Closed allixender closed 9 years ago
Update:
I'll use this issue for another Cassandra connection problem I stumbled over. The spark submit for the CassandraIngestCommand includes the parameter --host
:
### INGEST SPATIAL GEOTIFF IN CASSANDRA ###
# geotrellis-spark JAR. Shouldn't have to change this one if running in the root folder (remember to run ./sbt "project spark" assembly)
JAR=/home/akmoch/dev/build/geotrellis-cassandra/spark/target/scala-2.10/geotrellis-spark-assembly-0.10.0-SNAPSHOT.jar
# Directory with the input tiled GeoTIFF's, need to comply to ../ne*.tif rule **weird?*
# INPUT=file:/home/akmoch/dev/build/geotrellis-cassandra/raster-test/data/one-month-tiles-tiff
INPUT=/home/akmoch/dev/build/geotrellis-cassandra/raster-test/data/one-month-tiles-tiff
export SPARK_HOME=/home/akmoch/dev/spark-1.2.2-bin-hadoop2.4
# Table to store tiles
TABLE=nexmonth
# Name of the layer.

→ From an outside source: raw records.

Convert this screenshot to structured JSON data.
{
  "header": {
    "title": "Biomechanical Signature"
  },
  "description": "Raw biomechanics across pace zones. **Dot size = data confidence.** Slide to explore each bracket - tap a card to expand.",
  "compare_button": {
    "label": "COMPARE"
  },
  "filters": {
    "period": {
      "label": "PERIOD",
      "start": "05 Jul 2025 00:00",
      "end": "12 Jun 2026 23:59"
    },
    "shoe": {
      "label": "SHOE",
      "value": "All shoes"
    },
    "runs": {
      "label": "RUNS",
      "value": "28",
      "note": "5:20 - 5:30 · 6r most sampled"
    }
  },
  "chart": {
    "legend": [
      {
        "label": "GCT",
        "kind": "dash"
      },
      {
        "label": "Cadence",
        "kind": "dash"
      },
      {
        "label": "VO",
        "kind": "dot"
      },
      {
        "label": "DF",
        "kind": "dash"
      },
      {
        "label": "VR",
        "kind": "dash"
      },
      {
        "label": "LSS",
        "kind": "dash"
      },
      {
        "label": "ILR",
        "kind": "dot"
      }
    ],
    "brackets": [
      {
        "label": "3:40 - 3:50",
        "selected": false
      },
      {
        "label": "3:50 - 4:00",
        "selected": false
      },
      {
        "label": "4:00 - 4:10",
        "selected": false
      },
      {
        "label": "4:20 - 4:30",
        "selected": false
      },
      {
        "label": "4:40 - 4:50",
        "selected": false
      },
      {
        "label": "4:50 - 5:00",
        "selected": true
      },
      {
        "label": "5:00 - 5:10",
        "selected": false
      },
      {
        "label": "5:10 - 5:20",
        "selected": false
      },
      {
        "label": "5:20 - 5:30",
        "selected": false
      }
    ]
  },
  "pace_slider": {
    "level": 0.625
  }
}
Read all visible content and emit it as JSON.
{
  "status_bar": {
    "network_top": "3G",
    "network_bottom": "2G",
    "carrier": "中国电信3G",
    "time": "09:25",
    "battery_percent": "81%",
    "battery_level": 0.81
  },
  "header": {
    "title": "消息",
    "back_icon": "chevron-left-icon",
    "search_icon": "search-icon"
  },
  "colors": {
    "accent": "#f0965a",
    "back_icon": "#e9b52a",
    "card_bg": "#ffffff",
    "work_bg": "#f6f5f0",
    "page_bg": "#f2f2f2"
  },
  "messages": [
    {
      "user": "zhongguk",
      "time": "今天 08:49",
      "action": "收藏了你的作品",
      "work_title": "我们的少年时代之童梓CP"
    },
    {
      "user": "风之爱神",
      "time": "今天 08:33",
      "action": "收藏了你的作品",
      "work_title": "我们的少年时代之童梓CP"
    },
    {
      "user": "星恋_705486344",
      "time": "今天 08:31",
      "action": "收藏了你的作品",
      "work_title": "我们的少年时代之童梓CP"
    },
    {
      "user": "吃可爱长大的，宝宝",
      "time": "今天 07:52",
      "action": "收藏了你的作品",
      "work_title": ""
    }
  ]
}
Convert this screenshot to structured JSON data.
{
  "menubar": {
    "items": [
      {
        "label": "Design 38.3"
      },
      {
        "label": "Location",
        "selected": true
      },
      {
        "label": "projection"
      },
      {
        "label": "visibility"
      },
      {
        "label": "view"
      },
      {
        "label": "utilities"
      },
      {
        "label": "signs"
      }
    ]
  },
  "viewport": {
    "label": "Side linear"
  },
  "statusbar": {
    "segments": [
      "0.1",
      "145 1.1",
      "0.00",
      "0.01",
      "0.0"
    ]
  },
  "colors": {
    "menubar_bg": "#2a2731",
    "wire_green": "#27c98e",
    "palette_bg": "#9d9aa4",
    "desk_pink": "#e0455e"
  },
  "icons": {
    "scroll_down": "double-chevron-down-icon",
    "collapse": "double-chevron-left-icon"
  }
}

This will be used in conjunction with the zoom level to reference the layer (see LayerId)
LAYER_NAME=nexmonth
# This defines the destination spatial reference system we want to use
# (in this case, Web Mercator)
CRS=EPSG:3857
# true means we want to pyramid the raster up to larger zoom levels,
# so if our input rasters are at a resolution that maps to zoom level 11, pyramiding will also save
# off levels 10, 9, ..., 1.
PYRAMID=true
# true will delete the HDFS data for the layer if it already exists.
# CLOBBER=true
CLOBBER=false
# true will delete the HDFS data for the layer if it already exists.
# CLOBBER=true
CLOBBER=false
# We need to remove some bad signatures from the assembled JAR. We're working on excluding these
# files as part of the build step, this is a workaround.
zip -d $JAR META-INF/ECLIPSEF.RSA
zip -d $JAR META-INF/ECLIPSEF.SF
# Run the spark submit job
# sbt, sbt assembly to gen JAR
$SPARK_HOME/bin/spark-submit \
--class geotrellis.spark.ingest.CassandraIngestCommand \
$JAR \
--host localhost --keyspace ingest \
--crs $CRS \
--pyramid $PYRAMID --clobber $CLOBBER \
--input $INPUT \
--layerName $LAYER_NAME \
--table $TABLE
Hint! Cassandra keyspace ingest was hardcoded here, should probably factor out as VARIABLE too.
Although obviously --host localhost
is provided and in geotrellis-spark CassandraIngestCommand.scala(line 37) sparkConf.set("spark.cassandra.connection.host", args.host)
seems to promote this paramter to the spark context which in turn would be evaluated from the spark-cassandra-connector ...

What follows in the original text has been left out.